Uma história de lutas

A decisão gerou um debate sobre a complexidade de sua aplicação efetiva. Para um dos maiores nomes da luta trans nacional, a deputada estadual e educadora, Erica Malunguinho (PSOL-SP), a inclusão foi tardia. 

“A política institucional é, ainda, um marco social do status tradicional e reacionário. Aos poucos, as populações historicamente excluídas adentram o meio, mesmo que suas trajetórias tenham de ser marcadas por muito mais resistência e denúncia que de proposição ativa, já que a máquina pública se mostra hermética quanto às evoluções por igualdade e democracia plena. De toda forma, vale ressaltar, a inclusão é parte de um movimento histórico e de persistência dos movimentos sociais, e isso é muito positivo”, comenta a parlamentar.

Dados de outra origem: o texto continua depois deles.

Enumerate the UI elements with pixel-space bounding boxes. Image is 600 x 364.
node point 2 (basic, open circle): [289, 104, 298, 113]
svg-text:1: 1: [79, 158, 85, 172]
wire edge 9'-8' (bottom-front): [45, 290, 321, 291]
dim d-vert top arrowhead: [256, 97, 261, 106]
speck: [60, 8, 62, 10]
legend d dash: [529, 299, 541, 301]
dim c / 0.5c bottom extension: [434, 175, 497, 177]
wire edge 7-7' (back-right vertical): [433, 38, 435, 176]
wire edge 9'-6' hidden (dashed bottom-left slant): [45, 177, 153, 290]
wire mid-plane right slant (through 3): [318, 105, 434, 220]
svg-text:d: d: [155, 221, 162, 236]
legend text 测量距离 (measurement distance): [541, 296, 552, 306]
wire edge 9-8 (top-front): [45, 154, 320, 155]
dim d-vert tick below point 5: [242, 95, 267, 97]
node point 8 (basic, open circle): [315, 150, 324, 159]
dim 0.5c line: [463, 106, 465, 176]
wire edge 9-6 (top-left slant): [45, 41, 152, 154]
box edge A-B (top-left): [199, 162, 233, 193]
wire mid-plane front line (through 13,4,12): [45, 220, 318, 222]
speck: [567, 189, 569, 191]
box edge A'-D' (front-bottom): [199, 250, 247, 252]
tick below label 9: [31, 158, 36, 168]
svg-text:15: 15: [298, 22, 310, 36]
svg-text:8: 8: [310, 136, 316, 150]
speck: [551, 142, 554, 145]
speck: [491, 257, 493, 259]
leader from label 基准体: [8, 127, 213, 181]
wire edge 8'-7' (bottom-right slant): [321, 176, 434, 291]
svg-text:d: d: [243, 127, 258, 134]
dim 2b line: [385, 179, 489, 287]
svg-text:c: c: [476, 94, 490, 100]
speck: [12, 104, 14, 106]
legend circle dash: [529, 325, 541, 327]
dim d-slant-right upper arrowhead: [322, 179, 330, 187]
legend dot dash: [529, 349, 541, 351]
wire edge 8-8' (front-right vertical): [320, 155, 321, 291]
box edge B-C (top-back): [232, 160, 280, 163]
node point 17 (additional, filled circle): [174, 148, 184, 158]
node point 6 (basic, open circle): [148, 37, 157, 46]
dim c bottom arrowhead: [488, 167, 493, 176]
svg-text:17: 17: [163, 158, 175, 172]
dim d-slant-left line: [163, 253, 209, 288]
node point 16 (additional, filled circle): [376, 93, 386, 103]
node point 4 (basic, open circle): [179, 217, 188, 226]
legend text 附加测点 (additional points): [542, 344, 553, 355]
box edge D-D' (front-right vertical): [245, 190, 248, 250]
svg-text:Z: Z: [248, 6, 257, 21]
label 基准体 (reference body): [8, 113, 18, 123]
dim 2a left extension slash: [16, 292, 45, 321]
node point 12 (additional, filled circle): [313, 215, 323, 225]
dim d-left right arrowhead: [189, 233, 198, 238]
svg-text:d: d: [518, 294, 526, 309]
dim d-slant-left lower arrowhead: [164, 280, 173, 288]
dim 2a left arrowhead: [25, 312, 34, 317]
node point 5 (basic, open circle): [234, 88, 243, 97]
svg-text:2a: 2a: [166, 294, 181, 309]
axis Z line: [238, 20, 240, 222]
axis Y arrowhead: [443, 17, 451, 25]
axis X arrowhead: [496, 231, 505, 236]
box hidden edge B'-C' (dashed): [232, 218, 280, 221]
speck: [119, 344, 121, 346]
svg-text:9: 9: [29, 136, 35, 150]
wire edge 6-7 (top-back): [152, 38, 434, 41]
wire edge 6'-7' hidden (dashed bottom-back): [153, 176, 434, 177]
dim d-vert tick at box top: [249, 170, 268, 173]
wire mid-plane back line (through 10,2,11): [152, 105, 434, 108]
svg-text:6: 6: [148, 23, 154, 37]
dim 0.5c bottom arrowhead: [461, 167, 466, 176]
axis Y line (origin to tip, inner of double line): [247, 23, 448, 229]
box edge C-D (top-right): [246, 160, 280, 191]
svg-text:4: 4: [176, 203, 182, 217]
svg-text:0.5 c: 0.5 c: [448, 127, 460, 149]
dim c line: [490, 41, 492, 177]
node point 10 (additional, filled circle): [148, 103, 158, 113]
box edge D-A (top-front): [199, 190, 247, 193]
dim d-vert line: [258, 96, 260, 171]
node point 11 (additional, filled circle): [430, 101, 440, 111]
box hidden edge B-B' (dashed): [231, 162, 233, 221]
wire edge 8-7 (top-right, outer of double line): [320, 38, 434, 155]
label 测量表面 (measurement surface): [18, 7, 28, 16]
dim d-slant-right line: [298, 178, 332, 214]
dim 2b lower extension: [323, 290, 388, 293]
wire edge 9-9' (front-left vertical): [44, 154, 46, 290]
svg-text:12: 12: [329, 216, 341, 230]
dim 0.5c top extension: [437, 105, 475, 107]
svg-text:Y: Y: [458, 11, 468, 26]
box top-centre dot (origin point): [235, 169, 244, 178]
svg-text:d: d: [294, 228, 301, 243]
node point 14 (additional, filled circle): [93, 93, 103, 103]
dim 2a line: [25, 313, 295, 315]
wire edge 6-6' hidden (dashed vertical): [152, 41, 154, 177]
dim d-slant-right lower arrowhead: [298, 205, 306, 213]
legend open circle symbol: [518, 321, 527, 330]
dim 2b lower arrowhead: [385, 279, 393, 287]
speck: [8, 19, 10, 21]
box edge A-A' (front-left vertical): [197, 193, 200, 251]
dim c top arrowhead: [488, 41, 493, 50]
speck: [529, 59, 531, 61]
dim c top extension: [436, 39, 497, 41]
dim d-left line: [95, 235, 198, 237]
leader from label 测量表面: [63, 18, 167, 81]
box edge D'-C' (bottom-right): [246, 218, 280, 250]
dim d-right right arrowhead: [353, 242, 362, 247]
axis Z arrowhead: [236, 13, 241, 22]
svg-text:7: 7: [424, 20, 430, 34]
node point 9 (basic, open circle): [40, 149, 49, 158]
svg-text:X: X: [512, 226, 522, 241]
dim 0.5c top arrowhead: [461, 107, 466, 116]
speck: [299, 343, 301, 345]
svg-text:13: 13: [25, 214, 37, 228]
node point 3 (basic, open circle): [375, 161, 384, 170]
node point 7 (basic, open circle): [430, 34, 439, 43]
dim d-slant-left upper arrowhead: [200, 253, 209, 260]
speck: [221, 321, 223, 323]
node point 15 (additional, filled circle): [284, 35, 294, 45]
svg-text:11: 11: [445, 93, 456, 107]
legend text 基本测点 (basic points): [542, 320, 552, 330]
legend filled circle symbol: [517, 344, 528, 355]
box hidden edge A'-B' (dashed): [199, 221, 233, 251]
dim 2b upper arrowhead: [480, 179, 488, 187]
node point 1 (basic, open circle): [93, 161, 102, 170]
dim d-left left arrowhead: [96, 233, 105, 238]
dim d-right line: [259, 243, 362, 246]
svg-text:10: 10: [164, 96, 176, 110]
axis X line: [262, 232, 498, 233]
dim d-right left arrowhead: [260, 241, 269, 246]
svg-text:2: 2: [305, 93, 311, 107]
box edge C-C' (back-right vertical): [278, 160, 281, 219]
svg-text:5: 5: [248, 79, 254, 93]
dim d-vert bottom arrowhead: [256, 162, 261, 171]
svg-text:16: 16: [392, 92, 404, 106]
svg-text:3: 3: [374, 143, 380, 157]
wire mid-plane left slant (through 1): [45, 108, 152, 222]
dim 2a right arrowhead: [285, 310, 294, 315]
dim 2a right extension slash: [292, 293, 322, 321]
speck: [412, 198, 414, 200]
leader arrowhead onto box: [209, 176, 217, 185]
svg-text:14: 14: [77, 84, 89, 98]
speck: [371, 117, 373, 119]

Malunguinho afirma que a presença de parlamentares trans seja importante para o eventual desmantelamento da formatação tradicional das bancadas políticas, dominadas por homens brancos e cisgêneros. Para ela, a inclusão de trans na regulamentação da Lei da Maria da Penha é uma das respostas às cobranças das representantes nos locais de decisão.

Questionada sobre os maiores impactosque a decisão pode ter na redução da crescente violência contra as mulheres trans, a deputada define como “primeiro passo por visibilidade”. Erica acredita que a ação pode se transformar em mudança social, no entanto, se faz necessária que a fiscalização não fique, apenas, a cargo do poder público. 

“O sistema ainda funciona impregnado de valores que visam a manutenção da ordem social estabelecida pelos opressores. Por isso, bato na tecla da representação dentro da política institucional, porque assim é que podemos, para além de apurar a aplicação das leis, criar novas perspectivas de inclusão a partir de fundamentos sólidos e ação ininterrupta”, dispara.

Leia também: ‘A inserção de pessoas trans na mídia é resultado de um processo de luta por visibilidade de anos’, diz ativista

A deputada comenta que também há uma preocupação sobre a dificuldade de aplicabilidade por parte das gestões que compõem os órgãos de segurança e de garantia do que diz a lei. Ela relembra o caso da estação de Metrô Sacomã, em São Paulo, onde uma jovem foi agredida ao ser confundida com um homem ao utilizar o banheiro feminino.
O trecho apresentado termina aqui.